Ordell Robbie | 2 | Académique et n'évitant pas toujours les facilités pour émouvoir. |
MLF | 1 | Et la propagande fut... |
Ghost Dog | 3.5 | Contre l’oubli |
La bombe atomique a pendant longtemps été un sujet tabou au Japon, du fait d’abord de la censure US durant les premières années, puis ensuite du fait d’une sorte d’omerta qui, mis à part Shido Kaneto dans les années 50, a plongé ce grand traumatisme dans la dissimulation et l’évocation indirecte (cf. Godzilla). Ce docu-fiction de Kinoshita sonne donc la révolte en 1983. Suivront notamment Pluie Noire en 1989 (Imamura) ou Rhapsodie en août en 1991 (Kurosawa).

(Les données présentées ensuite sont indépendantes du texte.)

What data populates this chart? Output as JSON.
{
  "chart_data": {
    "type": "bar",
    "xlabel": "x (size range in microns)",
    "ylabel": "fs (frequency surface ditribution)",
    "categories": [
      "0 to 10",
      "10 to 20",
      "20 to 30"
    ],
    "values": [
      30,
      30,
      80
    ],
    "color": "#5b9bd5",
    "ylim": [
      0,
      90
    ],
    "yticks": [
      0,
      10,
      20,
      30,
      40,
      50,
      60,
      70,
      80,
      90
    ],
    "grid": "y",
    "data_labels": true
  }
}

Œuvre parfaitement cohérente avec la filmographie de Kinoshita, un réalisateur qui n’a pas peur de la rupture et de l’innovation, mais aussi qui a toujours évoqué de près ou de loin toutes les ambigüités de l’Homme avec la Guerre, Les enfants de Nagasaki aborde le sujet de front, sans fioritures. On est d’abord invité à revivre les jours, puis les heures, puis les minutes précédent le second Grand Eclair qui frappa le Japon en ce 9 août 1945, à 11h02. A ce moment précis, tout s’est figé, et des dizaines de milliers de personnes ont été vitrifiées, évaporées, horriblement blessées. A travers la vision de la communauté catholique de la ville, à laquelle le Pape est venu rendre hommage en 1981 (des images d’archives au début le montrent s’exprimant en japonais sur les leçons de ce désastre), on suit ensuite une famille de civils parmi tant d’autres qui choisit de reconstruire une maison sur des ruines, parmi les âmes errantes, la radioactivité en surdose et les souvenirs chaque jour plus douloureux.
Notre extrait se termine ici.